At least for now, World of Warcraft, the game that inspired dozens of other massive online role-playing games and showed just how profitable the genre could, isn’t get a successor in the form of Titan. Earlier today, Activision Blizzard, the company who develops World of Warcraft revealed that its Titan successor has been completely cancelled.
Representatives from Activision Blizzard, who also produces Call of Duty, confirmed that it’d canceled the World of Warcraft follow up with Polygon earlier today. The outlet quotes Senior Vice President at Activision Blizzard Chris Metzen as saying that the company” took a step back and realized that it had some cool hooks.” According to Metzen, “It [Titan] did not distil. The Music did not flow. For all our good intentions and our experience and the pure craftsmanship that we brought together, we had to make that call.”
Strictly speaking, Blizzard always maintained that Titan wasn’t meant to be a replacement for World of Warcraft. Company representatives told Wired as much in previous interviewers. Blizzard said that Titan was going to be “a different massively multiplayer experience, and hopefully World of Warcraft will still be going strong when that one is released.” Of course, Blizzard never confirmed what the name of game actually was. Some representatives even confirmed that the game was payable. Then, reports surfaced at Venture Beat that the game’s personnel had been moved to other titles and the studio was starting over.
Arguably, that many people wouldn’t have cared about Titan if it wasn’t for the success of World of Warcraft. The game was originally launched in 2004 and defined the online role-playing genre. In grew to be wildly successful. Even today, a decade after it first launched, World of Warcraft is played by millions of PC gamers around the world. In that time a number of add-ons have made it into the game. These add-ons include The Burning Crusade, Wrath of the Lich King, Cataclysm, and Mists of Pandaria. Activision announced a new upgrade for World of Warcraft in the form of Warlords of Draenor.

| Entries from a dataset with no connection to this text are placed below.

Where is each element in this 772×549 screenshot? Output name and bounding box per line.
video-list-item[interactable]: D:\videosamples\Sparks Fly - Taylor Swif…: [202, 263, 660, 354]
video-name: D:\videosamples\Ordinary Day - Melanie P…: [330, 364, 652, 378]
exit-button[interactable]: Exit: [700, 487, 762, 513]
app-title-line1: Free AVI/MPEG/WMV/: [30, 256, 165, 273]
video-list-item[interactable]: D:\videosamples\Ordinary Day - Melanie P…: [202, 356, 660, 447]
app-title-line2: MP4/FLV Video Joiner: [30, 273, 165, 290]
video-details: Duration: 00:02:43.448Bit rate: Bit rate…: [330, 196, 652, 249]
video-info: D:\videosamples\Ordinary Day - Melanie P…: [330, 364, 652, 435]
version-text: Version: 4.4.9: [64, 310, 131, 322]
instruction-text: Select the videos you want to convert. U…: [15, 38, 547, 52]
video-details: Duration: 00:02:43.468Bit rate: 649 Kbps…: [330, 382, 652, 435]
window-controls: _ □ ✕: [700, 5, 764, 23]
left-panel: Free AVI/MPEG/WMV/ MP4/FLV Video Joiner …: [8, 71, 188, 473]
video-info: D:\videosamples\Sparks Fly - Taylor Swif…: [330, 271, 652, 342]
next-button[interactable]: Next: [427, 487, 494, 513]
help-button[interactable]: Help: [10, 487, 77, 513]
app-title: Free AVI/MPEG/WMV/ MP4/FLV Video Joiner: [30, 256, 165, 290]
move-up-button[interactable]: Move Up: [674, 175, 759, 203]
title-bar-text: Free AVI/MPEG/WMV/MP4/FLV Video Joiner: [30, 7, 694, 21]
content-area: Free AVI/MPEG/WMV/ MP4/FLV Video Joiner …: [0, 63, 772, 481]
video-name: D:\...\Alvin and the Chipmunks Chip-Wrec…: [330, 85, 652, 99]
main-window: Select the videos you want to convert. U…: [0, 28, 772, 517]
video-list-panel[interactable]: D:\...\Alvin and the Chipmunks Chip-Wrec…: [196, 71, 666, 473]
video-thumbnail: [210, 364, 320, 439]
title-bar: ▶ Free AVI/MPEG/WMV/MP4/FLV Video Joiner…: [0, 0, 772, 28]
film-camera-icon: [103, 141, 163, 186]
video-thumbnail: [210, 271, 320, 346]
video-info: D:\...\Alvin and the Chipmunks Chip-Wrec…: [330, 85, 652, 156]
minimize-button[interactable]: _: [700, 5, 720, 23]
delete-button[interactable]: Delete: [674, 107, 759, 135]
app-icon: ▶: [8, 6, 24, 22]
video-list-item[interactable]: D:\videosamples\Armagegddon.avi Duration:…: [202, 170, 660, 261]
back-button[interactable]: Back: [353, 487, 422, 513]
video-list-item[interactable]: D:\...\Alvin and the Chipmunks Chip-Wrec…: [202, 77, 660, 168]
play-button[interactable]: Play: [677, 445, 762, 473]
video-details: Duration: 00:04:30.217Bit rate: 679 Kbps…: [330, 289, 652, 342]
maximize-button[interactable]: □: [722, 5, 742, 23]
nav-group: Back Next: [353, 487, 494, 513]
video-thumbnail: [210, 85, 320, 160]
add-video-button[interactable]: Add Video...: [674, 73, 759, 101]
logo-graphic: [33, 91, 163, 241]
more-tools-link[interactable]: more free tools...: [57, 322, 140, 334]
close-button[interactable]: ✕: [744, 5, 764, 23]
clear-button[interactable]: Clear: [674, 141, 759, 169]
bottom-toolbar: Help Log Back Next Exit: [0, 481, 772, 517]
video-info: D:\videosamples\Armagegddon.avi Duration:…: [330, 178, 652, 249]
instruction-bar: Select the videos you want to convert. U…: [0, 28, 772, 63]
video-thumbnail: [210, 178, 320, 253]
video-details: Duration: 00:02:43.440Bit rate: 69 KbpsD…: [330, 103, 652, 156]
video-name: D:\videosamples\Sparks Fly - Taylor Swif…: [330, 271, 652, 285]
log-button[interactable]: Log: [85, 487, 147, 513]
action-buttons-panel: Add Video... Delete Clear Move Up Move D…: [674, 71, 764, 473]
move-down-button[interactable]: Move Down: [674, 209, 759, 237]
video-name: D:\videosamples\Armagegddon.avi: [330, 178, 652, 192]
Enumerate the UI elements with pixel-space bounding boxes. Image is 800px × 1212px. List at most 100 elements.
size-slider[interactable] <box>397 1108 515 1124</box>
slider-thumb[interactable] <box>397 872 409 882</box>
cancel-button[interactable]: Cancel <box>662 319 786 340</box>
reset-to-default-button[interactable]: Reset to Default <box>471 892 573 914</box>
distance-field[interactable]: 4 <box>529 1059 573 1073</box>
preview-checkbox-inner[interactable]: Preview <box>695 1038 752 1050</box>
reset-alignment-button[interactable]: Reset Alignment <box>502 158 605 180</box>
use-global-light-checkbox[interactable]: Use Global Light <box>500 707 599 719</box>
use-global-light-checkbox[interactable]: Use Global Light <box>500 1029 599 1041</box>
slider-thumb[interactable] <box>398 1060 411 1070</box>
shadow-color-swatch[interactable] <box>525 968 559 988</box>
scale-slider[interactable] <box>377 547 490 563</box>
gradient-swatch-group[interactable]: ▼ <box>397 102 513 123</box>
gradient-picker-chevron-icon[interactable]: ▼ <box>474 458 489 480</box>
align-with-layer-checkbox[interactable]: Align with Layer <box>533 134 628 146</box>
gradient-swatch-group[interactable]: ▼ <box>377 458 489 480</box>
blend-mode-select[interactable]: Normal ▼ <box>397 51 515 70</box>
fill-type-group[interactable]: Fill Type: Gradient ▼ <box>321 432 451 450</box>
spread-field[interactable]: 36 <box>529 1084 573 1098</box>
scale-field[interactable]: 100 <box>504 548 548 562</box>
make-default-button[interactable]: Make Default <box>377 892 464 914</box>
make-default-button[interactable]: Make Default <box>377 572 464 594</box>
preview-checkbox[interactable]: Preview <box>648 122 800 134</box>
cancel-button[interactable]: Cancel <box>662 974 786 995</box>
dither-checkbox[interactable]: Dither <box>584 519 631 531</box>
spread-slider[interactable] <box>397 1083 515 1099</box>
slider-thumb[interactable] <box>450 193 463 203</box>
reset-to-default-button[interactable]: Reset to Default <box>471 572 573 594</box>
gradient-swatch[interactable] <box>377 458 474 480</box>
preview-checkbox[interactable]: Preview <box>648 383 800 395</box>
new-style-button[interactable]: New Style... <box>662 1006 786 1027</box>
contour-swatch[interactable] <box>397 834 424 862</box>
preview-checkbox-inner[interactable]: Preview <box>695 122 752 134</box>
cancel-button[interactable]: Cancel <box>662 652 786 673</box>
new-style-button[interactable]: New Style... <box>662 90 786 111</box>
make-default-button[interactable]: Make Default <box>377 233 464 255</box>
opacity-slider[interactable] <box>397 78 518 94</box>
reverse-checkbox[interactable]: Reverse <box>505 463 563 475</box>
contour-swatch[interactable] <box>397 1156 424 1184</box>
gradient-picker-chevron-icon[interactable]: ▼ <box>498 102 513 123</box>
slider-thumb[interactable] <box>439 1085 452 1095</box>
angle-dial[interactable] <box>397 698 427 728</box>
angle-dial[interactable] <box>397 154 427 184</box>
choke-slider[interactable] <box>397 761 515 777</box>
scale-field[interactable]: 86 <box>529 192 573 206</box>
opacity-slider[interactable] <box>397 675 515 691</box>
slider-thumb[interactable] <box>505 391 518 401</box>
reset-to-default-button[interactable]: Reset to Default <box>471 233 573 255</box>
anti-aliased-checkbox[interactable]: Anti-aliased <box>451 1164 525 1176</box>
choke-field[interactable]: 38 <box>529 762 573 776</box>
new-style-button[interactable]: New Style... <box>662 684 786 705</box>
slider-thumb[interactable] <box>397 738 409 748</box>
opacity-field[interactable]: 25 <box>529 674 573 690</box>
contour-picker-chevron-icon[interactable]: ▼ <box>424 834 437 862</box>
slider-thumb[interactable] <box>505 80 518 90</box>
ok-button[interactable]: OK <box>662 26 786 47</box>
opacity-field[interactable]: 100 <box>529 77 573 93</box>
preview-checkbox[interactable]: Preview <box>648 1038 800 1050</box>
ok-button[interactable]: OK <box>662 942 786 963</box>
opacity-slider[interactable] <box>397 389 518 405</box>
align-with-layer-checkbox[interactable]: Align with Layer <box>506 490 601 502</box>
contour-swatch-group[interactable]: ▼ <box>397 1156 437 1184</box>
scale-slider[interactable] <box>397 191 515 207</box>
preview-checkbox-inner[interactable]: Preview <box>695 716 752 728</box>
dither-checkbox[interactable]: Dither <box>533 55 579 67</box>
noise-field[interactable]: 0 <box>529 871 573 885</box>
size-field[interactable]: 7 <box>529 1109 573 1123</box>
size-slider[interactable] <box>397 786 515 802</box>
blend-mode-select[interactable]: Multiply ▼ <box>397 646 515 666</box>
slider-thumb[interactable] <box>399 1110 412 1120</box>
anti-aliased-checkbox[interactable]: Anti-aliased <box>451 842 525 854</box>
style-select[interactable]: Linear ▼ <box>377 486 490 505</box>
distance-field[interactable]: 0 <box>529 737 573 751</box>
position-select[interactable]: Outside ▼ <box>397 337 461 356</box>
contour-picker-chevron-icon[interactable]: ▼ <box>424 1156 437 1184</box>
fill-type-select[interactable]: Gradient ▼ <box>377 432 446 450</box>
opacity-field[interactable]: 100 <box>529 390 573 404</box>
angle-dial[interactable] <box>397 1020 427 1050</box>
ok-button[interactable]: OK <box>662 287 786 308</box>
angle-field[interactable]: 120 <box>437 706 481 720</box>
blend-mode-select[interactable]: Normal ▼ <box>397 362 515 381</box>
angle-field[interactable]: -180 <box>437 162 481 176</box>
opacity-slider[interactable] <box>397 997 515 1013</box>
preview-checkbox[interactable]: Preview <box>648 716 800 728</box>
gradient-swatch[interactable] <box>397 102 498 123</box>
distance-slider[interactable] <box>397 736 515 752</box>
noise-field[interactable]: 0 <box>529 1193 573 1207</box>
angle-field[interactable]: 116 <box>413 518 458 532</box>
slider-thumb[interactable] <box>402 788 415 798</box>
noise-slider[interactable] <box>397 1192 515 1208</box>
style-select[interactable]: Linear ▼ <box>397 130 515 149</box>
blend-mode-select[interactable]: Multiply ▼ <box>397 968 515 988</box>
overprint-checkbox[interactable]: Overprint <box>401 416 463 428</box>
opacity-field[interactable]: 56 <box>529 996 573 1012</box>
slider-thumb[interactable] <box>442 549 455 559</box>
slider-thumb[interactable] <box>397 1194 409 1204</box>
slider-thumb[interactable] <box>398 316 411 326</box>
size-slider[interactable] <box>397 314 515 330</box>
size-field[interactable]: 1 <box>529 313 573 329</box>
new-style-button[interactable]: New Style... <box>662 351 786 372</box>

Players become the characters they create and go on different missions. Whereas with first-person shooters, World of Warcraft is about taking on the life of a powerful character in a world where anything is possible. That’s now the idea behind every online-playing game.
All would be rosy if it wasn’t for the very real problem that War of Warcraft faces. Even with these expansions World of Warcraft is starting to show its age. In recent years the game has lost millions of players. It’s possible that some of that could be attributed to War of Warcraft still charging a monthly fee of $15 to play. In recent years MMOs other than War of Warcraft have given up on charging users a monthly fee entirely. Instead developers have turned to giving their game away for free and charging for in-game extras. The best of these games make these purchases as options. The worst actually require users to pay to advance in the game. Because of this, even many iPhone apps like Angry Birds Go are modern-day descendants of World of Warcraft.
For now, we’re only left to wonder what Activision Blizzard plans to do in the online role-playing game area in the future. Besides the expansion the company revealed for World of Warcraft last year, it hasn’t said much about plans in the space. Presumably, the company has to have something else in the works if its willing to outright say that Titan is cancelled. For the most part, the trend seems to be in the direction of World of Warcraft slowly losing its base. At some point, the game could become unprofitable if that continues. To that end, Polygon is teasing more Activision Blizzard related announcements this week.